Congratulations to all those who were successful at securing ESO time in P104 and recently completed their Phase 2! While Australia’s success rate has been good this round (including our first successful large program allocation), the number of proposals has been decreasing slowly over time. The bottom line is that if we put more proposals in or ask for more time, the stats indicate that we will get more out of our ESO partnership! It is never too early to start thinking about a good angle for the next proposal round. So please consider how ESO data could enhance your scientific portfolio.
The next call for proposals should come out soon with a deadline around the end of September. Only normal proposals will be accepted for P105 as large program calls have now moved to a yearly cycle, so the next call will be for P106. I note that the frequency of the call for proposals for normal programs or director’s discretionary time proposals so far remains unchanged.
The ESO Users Committee met on 29-30 April this year. You may find the agenda and certain files here (although not all of them are publicly available). The recommendations have just been made public, so I am now free to update everyone on the proceedings of the meeting. ESO’s response to last year’s UC recommendations is unfortunately not public, but we were pleased to see that all recommendations had been considered and most had been acted upon. For those that were not acted upon, ESO discussed possible ways forward. For this year, the UC reported a generally high level of satisfaction from ESO users on nearly all fronts. A slight improvement in user satisfaction with software tools has been noted by ESO, thanks to significant software development efforts in the past year or two. ESO also announced a new web-based phase 1 tool! Although this is still under development, all ESO tools are being integrated so that phase 1, phase 2, the exposure time calculator and finding chart tools can work together for a relatively breezy user experience. The release of the tools was expedited (without full integration) following last year’s recommendation. My experience and the above show that ESO cares and proactively acts upon user feedback.
Nando Patat presented the outcome of the distributed peer review process experiment for which some of you may have volunteered in P103. His findings will be published in a forthcoming Messenger article, so stay tuned. One interesting result is that the distributed peer-review process is at least as good as the Observing Programme Committee (OPC, ie ESO’s TAC) process. One take-home message I personally got out of this representation is that while rankings generally agreed between the pre-OPC grades and distributed peer-review ranking, in-person meetings tended to change the outcome in a measurable way. The following is my personal observation/opinion and does not reflect ESO’s point of view: I was left wondering whether in-person meetings may be counter-productive (and needlessly expensive) if they can sway the outcome in this way (assuming the pre-ranking and pre-OPC grades were "more correct” by virtue of their agreement), but this is hard to determine as ranking proposals is an inherently subjective process.

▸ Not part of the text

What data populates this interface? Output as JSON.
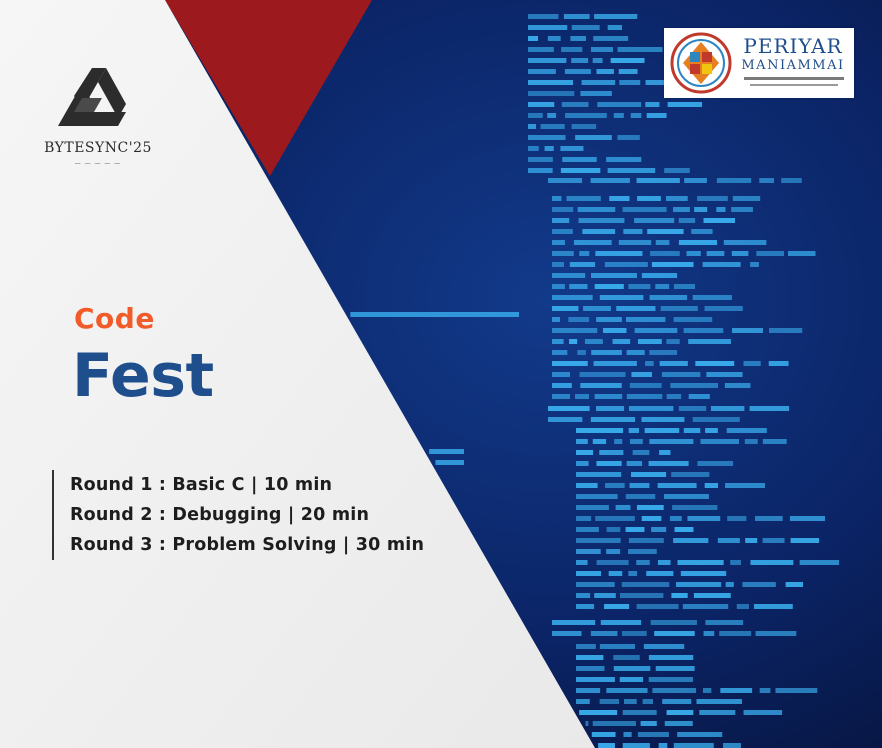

The special topic this year was on ESO public surveys. The UC heard from 2 expert public survey users (David Sobral and Sara Lucatello) on their experience using ESO phase III products (high level data products provided by other ESO Users/PIs) and public survey data. Both emphasised the need for high level Phase 3 data products to hit the archive in a timely fashion to maximise impact. This is entirely dependent on the survey teams and ESO has little leverage to ensure timely release of such data products.
The 2018 ESO annual report is now out for your reading pleasure.
Tayyaba Zafar (AAO/Macquarie), Carlos De Breuck (ESO) and Magda Arnaboldi (ESO) have published a report on the first Australia-ESO conference. A particular highlight is how blind abstract ranking by the SOC naturally led to a well-balanced gender and seniority presenters' distributions.
If you experience technical issues using ESO data/facilities, the best place to get help is by emailing the ESO User Support Department.
Many thanks to those who are serving, served or agreed to be nominated for the OPC. You may nominate someone or self-nominate at any time by contacting me directly. ESO requests that OPC nominees be on their 2nd postdoc or beyond. The ESO OPC nomination system requires me to include the OPC subcategories in the nomination. In addition, I may also include the nominee’s experience on ESO telescopes and the year of their PhD. As usual, if you have been nominated in the past, but haven’t been contacted by ESO yet, your name will stay in the system for a total of 4 periods (2 years), feel free to re-nominate yourself if that time has lapsed.